A possible start of corn imports from Brazil by China in 2022 is seen as a new upward factor for Brazilian cereal prices in the domestic market, at a time when the national meat industry was finally seeing some relief in its costs of production. inputs after a long period of sustained prices.
The two countries have advanced in an agreement to allow the cereal trade. Although China is the largest importer of soy, meat and sugar from Brazil, today corn shipments to the Chinese are non-existent due to phytosanitary and transgenic reasons. But the Brazilian government hopes to make it possible for shipments to begin this year.
“It’s a support factor, and support for premiums (of Brazilian corn against global futures markets). Maybe not [seja suporte] for international markets. The impact of imports from China would be on the domestic price with higher costs for the local industry,” said hEDGEpoint Global Markets Grain and Animal Protein analyst Pedro Schicchi.
With Brazil’s record corn harvest in the second half of the year and expectations caused by Ukrainian cargoes that are starting to leave the ports after an international agreement to enable exports, relief in grain costs could be expected for the chicken and swine industries, which depend on of cereal to feed the creations.
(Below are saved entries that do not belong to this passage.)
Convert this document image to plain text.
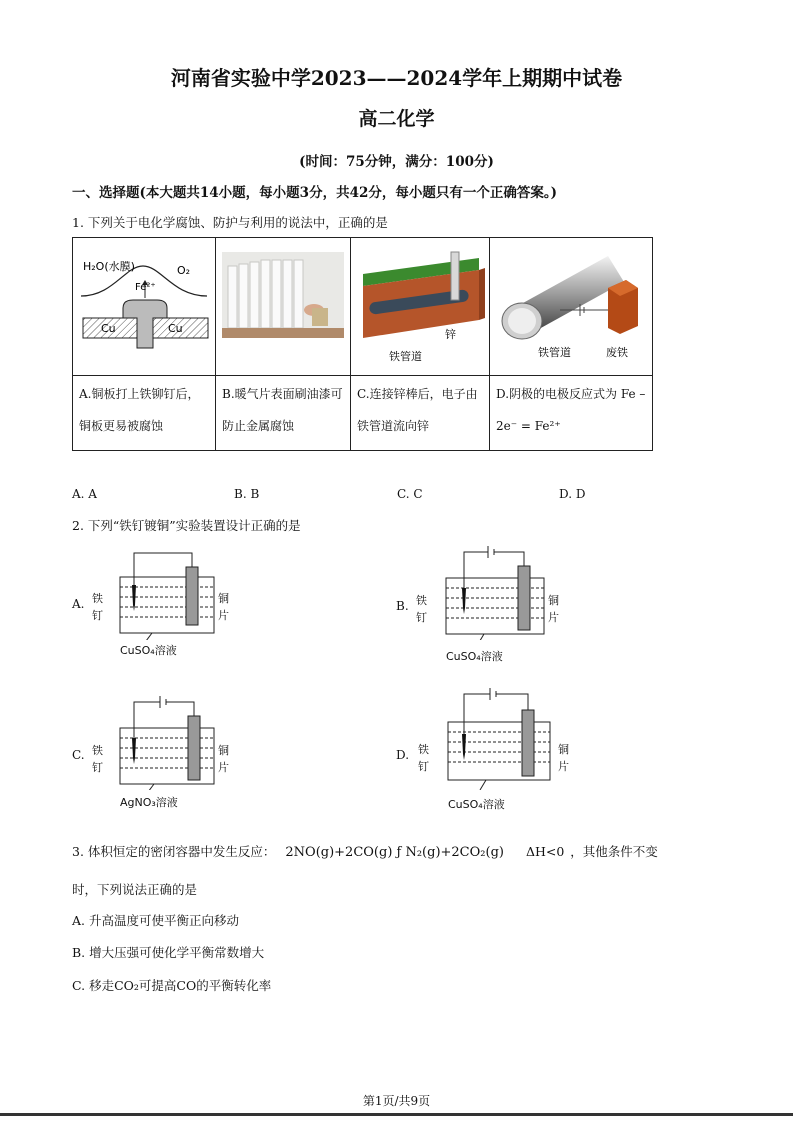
河南省实验中学2023——2024学年上期期中试卷
高二化学
(时间：75分钟，满分：100分)
一、选择题(本大题共14小题，每小题3分，共42分，每小题只有一个正确答案。)
1. 下列关于电化学腐蚀、防护与利用的说法中，正确的是
H₂O(水膜) O₂
Fe²⁺
Cu Cu		铁管道
锌	铁管道 废铁

A.铜板打上铁铆钉后，铜板更易被腐蚀	B.暖气片表面刷油漆可防止金属腐蚀	C.连接锌棒后，电子由铁管道流向锌	D.阴极的电极反应式为 Fe – 2e⁻ = Fe²⁺
A. A	B. B	C. C	D. D
2. 下列“铁钉镀铜”实验装置设计正确的是
A. 铁
钉
铜
片
CuSO₄溶液
B. 铁
钉
铜
片
CuSO₄溶液
C. 铁
钉
铜
片
AgNO₃溶液
D. 铁
钉
铜
片
CuSO₄溶液
3. 体积恒定的密闭容器中发生反应： 2NO(g)+2CO(g) ƒ N₂(g)+2CO₂(g) ΔH<0 ，其他条件不变
时，下列说法正确的是
A. 升高温度可使平衡正向移动
B. 增大压强可使化学平衡常数增大
C. 移走CO₂可提高CO的平衡转化率
第1页/共9页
But the China factor, which has already made meat prices, especially beef, higher for Brazilians, sparks a warning about inflationary pressures, when Brazil — with tax exemptions for several sectors — takes steps to try to hold back the escalation of inflation rates. inflation.
“An untimely increase in exports [de milho] would tend to generate inflationary pressure”, said FGV/IBRE researcher Matheus Peçanha, considering that, on the other hand, the global recession environment is a downward factor for mineral and agricultural commodities.
The researcher recalled that the costs of feed inputs have been high due to factors such as the historic crop failure in Brazil in 2021, due to drought and frost, and the War in Ukraine, a major exporter, at the beginning of 2022 — this left the price of the corn close to R$ 100/bag, before falling to R$ 80 at the end of July.
At the same time, China and Brazil are negotiating the opening of the Chinese soybean meal market, but the fact that the Asian country is self-sufficient in the soy derivative -processing the grain imported from Brazil– does not generate inflationary concerns, at least in the short term, since that Beijing would not be a big potential customer.
LOCAL IMPACT
In the international corn market, the hEDGEpoint analyst does not see major impacts from the beginning of Brazilian exports to the Chinese, since global trading is more focused on the size of the United States crop and on the resumption of shipments from Ukraine through the so-called safe” —according to him, there is a potential maximum outflow of 10 million tons of Ukrainian corn.
Pedro Schicchi also recalled that the potential for imports of Brazilian corn by China is also great because the new crop from Ukraine – which guarantees part of Chinese imports – will be small, due to the war.
The lower supply from Ukraine, in fact, generated expectations that shipments from Brazil could be records above 40 million tons in 2022 — even without China, with other countries using Brazilian product.
On the other hand, China is also seeking to guarantee an alternative supply to US corn, especially at a time of geopolitical tension related to the visit of US House Speaker Nancy Pelosi to Taiwan, an island that Beijing claims as Chinese territory, he told Reuters. Ariovaldo Zani, CEO of Sindirações, an entity that represents animal feed producers.
According to Zani, with the war involving Ukraine and Russia and tensions in Asia, “there are those who say that there may eventually be a political-economic alliance between Eastern Europe and China, and obviously an even greater distance between the Chinese and the United States”, in a move that echoes the trade retaliations imposed under the Trump administration.
“China is signaling to the United States that it can seek necessary inputs from other partners and Brazil is a major exporter,” he said.
S&P Global analyst Gabriel Faleiros agrees. “China is amplifying the countries it can buy from, we have a very competitive corn,” he said, noting that the Chinese have moved not to depend so much on North American corn, and the data on shipments for the 2022/23 new crop already show it.
“China coming in would bring a new foundation for prices in Brazil, depending on the volume they buy.”
Zani, from Sindirações, said that, if eventually the success of corn exports from Brazil to China is very great, this should disrupt the performance of the Brazilian meat industry, which has corn and soybean meal as important feed inputs.
Because of this, the animal feed and meat sectors are demanding some mechanism from the Brazilian government that provides more predictability about the shipments made. This would avoid “speculation”, said the president of the association of the poultry and pork industry producer ABPA, Ricardo Santin.